(Not) Judging Myself

I worked on my grandmother’s portrait this morning. I think I’m pretty close to done. There’s still something not right about it though. I can’t wait to get to the point where portraits aren’t so difficult. Does that time come? I feel like someone who’s on the brink of becoming fluent in a second language. I feel like I can see what I’m not seeing if I quiet my mind enough. I think the problem might be the highlights of her eyes, which I haven’t added yet. I need to just sit with it for a while and wait for the insight.

Yesterday I did another self-portrait. This time I was working on a quarter profile view. I got the nose and the eyes proportioned but the mouth and chin are too small in comparison. Today I’ll try it again. It’s sobering to look at yourself a lot. I need to quiet the hurtful voices that want to judge me like I’m posing in front of the paparazzi or something. Why do I do that to myself? How does it happen?

Was there a time when people weren’t so conscious of how they looked? I think my grandmother’s generation was the first to have magazines featuring movie stars. When I was a kid it was celebrities, mostly from the entertainment business. Now it’s whoever can get attention on social media. Influencers. 

It breaks my heart to see female actors get plastic surgery. I can remember seeing a video of an actress my age and it looked as if she’d just had lip injections. I doubt she was more than 40 at the time. It sucks because you assume that no one wants to look at women over 40, that somehow we’re a buzz kill. Disgusting, really.

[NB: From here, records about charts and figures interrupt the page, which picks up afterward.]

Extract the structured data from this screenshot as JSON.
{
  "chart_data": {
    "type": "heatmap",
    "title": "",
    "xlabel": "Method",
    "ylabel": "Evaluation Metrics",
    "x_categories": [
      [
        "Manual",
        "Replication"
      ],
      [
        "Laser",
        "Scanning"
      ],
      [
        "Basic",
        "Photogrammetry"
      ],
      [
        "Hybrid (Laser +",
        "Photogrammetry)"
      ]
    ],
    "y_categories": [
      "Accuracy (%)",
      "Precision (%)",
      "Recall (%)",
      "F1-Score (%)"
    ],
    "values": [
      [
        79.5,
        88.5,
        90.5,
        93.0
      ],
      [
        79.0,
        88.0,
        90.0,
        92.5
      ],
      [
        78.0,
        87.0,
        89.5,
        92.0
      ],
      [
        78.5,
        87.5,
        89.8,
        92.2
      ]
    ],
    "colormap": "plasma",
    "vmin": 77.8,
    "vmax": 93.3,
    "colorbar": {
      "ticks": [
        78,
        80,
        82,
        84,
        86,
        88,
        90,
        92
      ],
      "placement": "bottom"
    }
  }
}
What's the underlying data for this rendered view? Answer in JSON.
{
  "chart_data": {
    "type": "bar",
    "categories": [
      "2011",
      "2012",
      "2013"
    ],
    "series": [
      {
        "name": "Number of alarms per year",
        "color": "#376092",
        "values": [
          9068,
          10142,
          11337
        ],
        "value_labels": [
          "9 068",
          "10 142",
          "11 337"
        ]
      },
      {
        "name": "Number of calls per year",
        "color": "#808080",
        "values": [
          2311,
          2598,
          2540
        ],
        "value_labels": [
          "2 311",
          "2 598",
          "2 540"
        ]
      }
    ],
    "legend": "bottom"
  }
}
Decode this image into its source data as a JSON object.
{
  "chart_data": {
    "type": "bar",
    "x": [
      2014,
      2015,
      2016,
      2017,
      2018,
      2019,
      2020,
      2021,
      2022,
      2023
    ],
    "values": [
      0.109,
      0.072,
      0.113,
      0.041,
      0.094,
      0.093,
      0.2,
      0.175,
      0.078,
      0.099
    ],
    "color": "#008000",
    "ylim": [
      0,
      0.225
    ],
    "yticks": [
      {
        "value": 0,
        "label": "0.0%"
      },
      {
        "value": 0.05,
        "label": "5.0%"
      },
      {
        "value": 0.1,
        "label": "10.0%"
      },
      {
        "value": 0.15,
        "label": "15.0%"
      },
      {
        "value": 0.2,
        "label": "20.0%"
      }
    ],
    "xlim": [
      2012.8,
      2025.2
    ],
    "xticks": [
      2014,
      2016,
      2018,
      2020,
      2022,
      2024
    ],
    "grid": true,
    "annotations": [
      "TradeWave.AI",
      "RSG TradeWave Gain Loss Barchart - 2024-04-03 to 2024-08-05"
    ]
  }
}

I’m wondering if and when the cycle will break. Apparently it won’t be Gen X that does it. I’m rooting for a female actress to age naturally and still make movies. I realize that it will have to be her that makes the movie featuring her naturally aged face and body, but maybe someone will do it. Maybe we’ll discover how many people out there want to look at older women (I do).

It’s hard to look at oneself no matter what age you are though. I can remember feeling disappointed by my image as a teenager. I’m hoping that as I get older I feel more accepting about how I change. I think what struck me the other day had more to do with my mortality. It’s hard to realize in those small moments that one day I won’t be here, that I’m closer to that time than I was the last time I checked. I don’t know when I last looked at myself that closely. Usually I just check in the mirror, make sure my face and hair are clean, then walk away. But to do a sketch, to capture a likeness, requires a harder look. 

My goal as an artist is to look around and see the world around me. To really notice what’s out there. I’m a reporter as such. My goal isn’t to shock or outrage anyone, but rather to tell the story the way I see it, the way I feel it, the way I experience it. I look with my eyes and my body, my soul, if you will. I’m reporting back an emotional, psychological, physical, and spiritual message. Not everyone’s receptive to that, but that’s my goal. That’s my aim. It’s hard to do that honestly if I’m judging myself.